Train RFD (Rate of Force Development): You must teach your nervous system to fire instantly. Focus entirely on how fast you produce force, not just how much weight you move.
Stiffen the Spring: Muscles produce force; tendons transfer it. Loose tendons act like rubber bands and absorb your jump height. Stiff tendons act like steel rods and transfer power instantly to the floor or starting block.
Lift Heavy First: Exercise order dictates adaptation. Heavy lifting alone decreases muscle speed, while power training alone risks tendon injury. Do heavy strength training first, followed immediately by power training (Deutsch & Lloyd, 2008).
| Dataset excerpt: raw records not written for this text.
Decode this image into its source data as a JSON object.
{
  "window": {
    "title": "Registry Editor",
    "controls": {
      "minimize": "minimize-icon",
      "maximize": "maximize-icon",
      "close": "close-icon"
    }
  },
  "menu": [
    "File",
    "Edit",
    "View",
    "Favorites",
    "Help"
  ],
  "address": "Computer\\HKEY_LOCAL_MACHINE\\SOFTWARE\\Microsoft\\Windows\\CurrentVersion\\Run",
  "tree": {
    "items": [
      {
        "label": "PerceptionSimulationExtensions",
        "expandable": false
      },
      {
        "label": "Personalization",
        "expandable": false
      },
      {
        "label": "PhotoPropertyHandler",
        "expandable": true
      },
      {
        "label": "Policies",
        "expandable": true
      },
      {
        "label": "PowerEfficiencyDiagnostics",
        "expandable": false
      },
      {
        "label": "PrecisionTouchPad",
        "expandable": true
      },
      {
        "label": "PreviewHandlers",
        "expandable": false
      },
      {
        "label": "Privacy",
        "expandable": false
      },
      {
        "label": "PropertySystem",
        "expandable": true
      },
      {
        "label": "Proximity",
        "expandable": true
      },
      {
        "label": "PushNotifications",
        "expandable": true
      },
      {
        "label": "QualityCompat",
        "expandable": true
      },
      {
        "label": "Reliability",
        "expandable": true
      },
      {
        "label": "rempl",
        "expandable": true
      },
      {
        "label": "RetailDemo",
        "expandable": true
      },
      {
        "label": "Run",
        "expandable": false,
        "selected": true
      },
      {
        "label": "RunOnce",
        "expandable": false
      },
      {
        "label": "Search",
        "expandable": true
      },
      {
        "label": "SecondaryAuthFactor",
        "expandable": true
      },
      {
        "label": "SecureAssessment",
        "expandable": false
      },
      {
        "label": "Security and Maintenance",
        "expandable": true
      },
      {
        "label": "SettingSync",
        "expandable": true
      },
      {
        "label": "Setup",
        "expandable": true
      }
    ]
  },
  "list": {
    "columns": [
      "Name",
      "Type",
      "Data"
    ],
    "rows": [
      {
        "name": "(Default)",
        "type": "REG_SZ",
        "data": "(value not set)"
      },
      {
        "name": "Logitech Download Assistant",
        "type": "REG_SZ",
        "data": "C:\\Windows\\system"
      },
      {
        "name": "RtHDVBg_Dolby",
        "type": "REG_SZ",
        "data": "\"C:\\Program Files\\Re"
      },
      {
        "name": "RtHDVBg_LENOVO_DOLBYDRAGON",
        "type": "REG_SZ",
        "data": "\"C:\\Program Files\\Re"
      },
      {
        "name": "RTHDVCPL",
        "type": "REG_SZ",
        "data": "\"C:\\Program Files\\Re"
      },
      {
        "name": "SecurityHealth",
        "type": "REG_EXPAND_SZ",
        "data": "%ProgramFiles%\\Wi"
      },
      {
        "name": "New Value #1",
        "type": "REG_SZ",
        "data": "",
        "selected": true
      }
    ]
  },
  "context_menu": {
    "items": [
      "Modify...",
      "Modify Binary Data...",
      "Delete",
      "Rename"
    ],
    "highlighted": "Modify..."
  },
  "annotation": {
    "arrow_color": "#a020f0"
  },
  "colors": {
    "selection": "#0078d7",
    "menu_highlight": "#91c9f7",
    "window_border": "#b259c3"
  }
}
Hit the 30% Target: To build explosive tendon stiffness, use exactly 30% of your 1-Rep Max (1RM) for dynamic movements (Wilson et al., 1993). Do jump squats or med-ball throws. Move as fast as humanly possible.
Cut the Volume: High aerobic volume kills explosiveness. It builds slow-twitch fibers and drains your nervous system. Olympic sprinters and swimmers break world records by dropping total volume massively and resting 3 to 5 minutes between sets.
✅ Pros
Bridges the gap between absolute strength and functional speed.
Best proven way to increase explosiveness and perfomance in intensity sprots
Drastically decreases sprint ground contact time.
⚠️ Cons
Requires long rest periods. Workouts are slow.
High nervous system fatigue.
Moving light weights (30%) feels counterintuitive for strength athletes.